Sedangkan di akhirat, Allah akan memberinya pahala dan meninggikan derajatnya
karena sifat tawadhu’nya di dunia (Lihat Al Minhaj Syarh Shahih Muslim, 16: 142)
Tawadhu’ juga merupakan akhlak mulia
dari para nabi ‘alaihimush sholaatu wa salaam. Lihatlah Nabi Musa ‘alaihis salam melakukan pekerjaan rendahan,
memantu memberi minum pada hewan ternak dalam rangka menolong dua orang wanita
yang ayahnya sudah tua renta. Lihat pula Nabi Daud ‘alaihis salam makan dari hasil kerja keras
tangannya sendiri. Nabi Zakariya dulunya seorang tukang kayu. Sifat tawadhu’
Nabi Isa ditunjukkan dalam perkataannya,
وَبَرًّا بِوَالِدَتِي وَلَمْ يَجْعَلْنِي جَبَّارًا شَقِيًّا
“Dan berbakti kepada ibuku, dan
Dia tidak menjadikan aku seorang yang sombong lagi celaka.” (QS. Maryam: 32). Lihatlah
sifat mulia para nabi tersebut. Karena sifat tawadhu’, mereka menjadi mulia di
dunia dan di akhirat.
Kedua:
Sebab adil, disayangi, dicintai di tengah-tengah manusia.
Orang tentu saja
akan semakin menyayangi orang yang rendah hati dan tidak menyombongkan diri.
Itulah yang terdapat pada sisi Nabi kita shallallahu ‘alaihi wa sallam. Beliau shallallahu ‘alaihi wa sallam pernah bersabda,
وَإِنَّ اللَّهَ أَوْحَى إِلَىَّ أَنْ تَوَاضَعُوا حَتَّى لاَ يَفْخَرَ أَحَدٌ عَلَى أَحَدٍ وَلاَ يَبْغِى أَحَدٌ عَلَى أَحَدٍ
“Dan sesungguhnya Allah
mewahyukan padaku untuk memiliki sifat tawadhu’. Janganlah seseorang
menyombongkan diri (berbangga diri) dan melampaui batas pada yang lain.” (HR. Muslim no. 2865).
Mencontoh
Sifat Tawadhu’ Nabi shallallahu ‘alaihi wa sallam
Allah Ta’ala berfirman,
لَقَدْ كَانَ لَكُمْ فِي رَسُولِ اللَّهِ أُسْوَةٌ حَسَنَةٌ لِمَنْ كَانَ يَرْجُو اللَّهَ وَالْيَوْمَ الْآَخِرَ وَذَكَرَ اللَّهَ كَثِيرًا
“Sesungguhnya telah ada pada
(diri) Rasulullah itu suri teladan yang baik bagimu (yaitu) bagi orang yang
mengharap (rahmat) Allah dan (kedatangan) hari kiamat dan dia banyak menyebut
Allah.” (QS. Al Ahzab:
21)
Lihatlah Nabi shallallahu ‘alaihi wa sallam masih memberi salam pada anak
kecil dan yang lebih rendah kedudukan di bawah beliau.
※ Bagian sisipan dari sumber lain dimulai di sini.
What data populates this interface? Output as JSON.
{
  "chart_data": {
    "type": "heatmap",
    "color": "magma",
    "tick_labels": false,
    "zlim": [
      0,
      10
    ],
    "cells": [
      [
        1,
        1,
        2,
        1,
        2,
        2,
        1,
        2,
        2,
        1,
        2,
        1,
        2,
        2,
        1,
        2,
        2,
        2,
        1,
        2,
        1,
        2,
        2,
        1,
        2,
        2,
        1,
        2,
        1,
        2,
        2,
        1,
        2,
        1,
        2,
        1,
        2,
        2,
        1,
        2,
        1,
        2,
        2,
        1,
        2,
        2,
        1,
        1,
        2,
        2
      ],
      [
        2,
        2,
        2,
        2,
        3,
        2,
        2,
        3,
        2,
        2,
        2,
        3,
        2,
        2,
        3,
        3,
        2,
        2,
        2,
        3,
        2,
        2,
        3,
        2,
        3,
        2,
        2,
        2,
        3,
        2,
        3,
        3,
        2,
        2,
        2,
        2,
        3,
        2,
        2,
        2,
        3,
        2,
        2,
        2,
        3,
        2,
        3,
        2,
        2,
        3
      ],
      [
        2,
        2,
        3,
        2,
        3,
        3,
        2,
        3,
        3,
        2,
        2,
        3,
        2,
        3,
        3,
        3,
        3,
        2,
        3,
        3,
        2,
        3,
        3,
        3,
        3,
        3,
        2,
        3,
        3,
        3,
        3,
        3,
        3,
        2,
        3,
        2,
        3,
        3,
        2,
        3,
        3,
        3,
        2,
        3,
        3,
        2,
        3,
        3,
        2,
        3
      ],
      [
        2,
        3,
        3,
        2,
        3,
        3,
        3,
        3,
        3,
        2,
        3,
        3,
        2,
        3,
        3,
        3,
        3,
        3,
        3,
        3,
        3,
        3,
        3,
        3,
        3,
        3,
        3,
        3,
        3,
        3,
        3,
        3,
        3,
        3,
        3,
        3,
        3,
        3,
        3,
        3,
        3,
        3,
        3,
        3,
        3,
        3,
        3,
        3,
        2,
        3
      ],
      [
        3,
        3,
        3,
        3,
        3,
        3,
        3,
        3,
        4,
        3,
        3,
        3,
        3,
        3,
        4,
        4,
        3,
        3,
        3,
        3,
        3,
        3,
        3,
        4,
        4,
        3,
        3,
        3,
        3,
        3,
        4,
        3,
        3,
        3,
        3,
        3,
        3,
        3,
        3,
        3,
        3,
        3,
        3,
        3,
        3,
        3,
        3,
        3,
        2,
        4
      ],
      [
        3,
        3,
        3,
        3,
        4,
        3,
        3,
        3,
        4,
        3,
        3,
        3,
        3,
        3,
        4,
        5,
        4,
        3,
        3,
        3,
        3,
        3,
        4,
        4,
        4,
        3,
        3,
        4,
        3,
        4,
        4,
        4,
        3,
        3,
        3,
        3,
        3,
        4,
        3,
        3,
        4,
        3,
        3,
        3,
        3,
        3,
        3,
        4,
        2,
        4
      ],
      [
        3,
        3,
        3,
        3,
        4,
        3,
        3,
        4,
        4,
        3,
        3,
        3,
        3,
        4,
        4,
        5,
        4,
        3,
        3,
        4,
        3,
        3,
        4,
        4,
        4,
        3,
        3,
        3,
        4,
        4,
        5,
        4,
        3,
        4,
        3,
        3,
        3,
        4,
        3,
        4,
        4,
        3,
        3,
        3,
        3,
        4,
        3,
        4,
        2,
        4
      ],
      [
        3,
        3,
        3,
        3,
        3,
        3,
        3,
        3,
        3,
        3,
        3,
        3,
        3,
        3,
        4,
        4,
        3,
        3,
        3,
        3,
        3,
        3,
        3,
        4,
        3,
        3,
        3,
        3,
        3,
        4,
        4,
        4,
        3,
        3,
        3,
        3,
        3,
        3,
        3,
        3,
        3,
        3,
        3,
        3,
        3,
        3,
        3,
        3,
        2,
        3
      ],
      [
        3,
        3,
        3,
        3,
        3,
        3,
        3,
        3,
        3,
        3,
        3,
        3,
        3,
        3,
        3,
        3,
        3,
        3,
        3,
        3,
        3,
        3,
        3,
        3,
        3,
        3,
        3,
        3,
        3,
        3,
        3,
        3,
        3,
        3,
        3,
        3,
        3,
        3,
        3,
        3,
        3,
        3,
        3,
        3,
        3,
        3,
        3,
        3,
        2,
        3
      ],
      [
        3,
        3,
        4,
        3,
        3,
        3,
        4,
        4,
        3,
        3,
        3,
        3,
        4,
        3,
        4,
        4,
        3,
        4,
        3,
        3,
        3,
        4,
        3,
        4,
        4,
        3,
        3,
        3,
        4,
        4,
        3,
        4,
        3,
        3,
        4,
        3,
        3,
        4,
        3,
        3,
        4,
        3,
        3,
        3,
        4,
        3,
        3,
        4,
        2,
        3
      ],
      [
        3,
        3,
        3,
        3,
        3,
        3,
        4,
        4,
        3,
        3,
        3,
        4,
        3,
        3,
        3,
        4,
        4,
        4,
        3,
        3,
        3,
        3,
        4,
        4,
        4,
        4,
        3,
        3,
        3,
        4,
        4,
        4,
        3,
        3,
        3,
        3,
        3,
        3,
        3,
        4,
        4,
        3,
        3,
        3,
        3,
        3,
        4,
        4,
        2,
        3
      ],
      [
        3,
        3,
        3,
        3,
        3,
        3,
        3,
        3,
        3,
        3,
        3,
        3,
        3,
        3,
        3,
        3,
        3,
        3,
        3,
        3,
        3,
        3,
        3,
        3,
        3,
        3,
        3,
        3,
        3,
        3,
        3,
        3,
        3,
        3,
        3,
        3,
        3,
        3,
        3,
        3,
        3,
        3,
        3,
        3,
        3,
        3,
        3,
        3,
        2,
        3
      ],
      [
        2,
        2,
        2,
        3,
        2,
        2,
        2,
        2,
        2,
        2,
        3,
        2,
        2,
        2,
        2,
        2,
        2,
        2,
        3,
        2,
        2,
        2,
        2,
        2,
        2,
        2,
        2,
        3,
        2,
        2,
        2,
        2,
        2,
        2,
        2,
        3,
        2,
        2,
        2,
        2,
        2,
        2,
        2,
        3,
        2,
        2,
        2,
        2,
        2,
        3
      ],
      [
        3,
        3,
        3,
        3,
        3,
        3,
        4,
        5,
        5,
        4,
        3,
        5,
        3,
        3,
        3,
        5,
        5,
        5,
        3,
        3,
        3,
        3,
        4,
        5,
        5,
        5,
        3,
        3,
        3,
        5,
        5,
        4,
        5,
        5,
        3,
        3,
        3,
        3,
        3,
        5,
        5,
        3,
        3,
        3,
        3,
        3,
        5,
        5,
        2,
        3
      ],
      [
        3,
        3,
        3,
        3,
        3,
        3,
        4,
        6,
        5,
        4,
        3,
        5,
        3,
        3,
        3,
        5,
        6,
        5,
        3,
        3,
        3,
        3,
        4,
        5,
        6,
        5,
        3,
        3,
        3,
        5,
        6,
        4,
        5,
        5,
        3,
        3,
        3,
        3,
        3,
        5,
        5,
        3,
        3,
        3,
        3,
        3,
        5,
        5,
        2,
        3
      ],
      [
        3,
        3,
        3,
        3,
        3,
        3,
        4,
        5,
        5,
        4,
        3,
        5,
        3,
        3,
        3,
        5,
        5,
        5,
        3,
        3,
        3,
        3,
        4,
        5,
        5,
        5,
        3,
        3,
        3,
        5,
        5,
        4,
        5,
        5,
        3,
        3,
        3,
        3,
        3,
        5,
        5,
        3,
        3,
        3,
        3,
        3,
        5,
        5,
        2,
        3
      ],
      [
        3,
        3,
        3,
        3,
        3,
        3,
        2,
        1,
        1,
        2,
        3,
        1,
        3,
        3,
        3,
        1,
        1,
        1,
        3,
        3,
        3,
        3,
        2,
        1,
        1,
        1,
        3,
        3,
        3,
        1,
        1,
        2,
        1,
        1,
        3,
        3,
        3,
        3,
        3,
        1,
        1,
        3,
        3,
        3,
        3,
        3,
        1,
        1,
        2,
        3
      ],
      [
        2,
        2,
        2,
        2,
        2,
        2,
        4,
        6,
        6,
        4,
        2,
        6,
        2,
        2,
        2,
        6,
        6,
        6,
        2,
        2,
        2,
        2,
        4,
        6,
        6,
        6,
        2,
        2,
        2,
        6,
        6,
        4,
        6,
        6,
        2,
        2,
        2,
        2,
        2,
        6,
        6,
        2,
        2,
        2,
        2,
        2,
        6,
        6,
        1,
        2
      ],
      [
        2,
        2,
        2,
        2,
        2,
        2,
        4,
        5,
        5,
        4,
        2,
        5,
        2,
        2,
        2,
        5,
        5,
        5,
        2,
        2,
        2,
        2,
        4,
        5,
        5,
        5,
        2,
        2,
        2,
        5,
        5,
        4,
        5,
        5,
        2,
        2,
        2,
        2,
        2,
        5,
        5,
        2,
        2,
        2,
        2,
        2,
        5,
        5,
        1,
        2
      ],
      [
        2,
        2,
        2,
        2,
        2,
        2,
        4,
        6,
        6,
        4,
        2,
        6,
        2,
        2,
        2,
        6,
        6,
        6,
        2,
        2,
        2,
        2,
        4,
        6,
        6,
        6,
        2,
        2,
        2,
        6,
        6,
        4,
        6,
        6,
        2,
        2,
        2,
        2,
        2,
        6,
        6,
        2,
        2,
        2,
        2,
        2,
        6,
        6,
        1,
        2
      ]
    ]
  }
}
Anas berkata,
أن
النبي صلى الله عليه و سلم كان يزور الأنصار ويسلم على صبيانهم ويمسح رؤوسهم
“Sungguh Nabi shallallahu
‘alaihi wa sallam biasa berkunjung ke orang-orang Anshor. Lantas beliau memberi
salam kepada anak kecil mereka dan mengusap kepala mereka.” (HR. Ibnu Hibban dalam kitab
shahihnya no. 459. Sanad hadits ini shahihkata Syaikh Syu’aib Al Arnauth) Subhanallah … Ini sifat yang sungguh mulia
yang jarang kita temukan saat ini. Sangat sedikit orang yang mau memberi salam
kepada orang yang lebih rendah derajatnya dari dirinya. Boleh jadi orang
tersebut lebih mulia di sisi Allah karena takwa yang ia miliki.
Coba lihat lagi
bagaimana keseharian Nabi shallallahu ‘alaihi wa sallam di rumahnya. Beliau membantu
istrinya. Bahkan jika sendalnya putus atau bajunya sobek, beliau menjahit dan
memperbaikinya sendiri. Ini beliau lakukan di balik kesibukan beliau untuk
berdakwah dan mengurus umat.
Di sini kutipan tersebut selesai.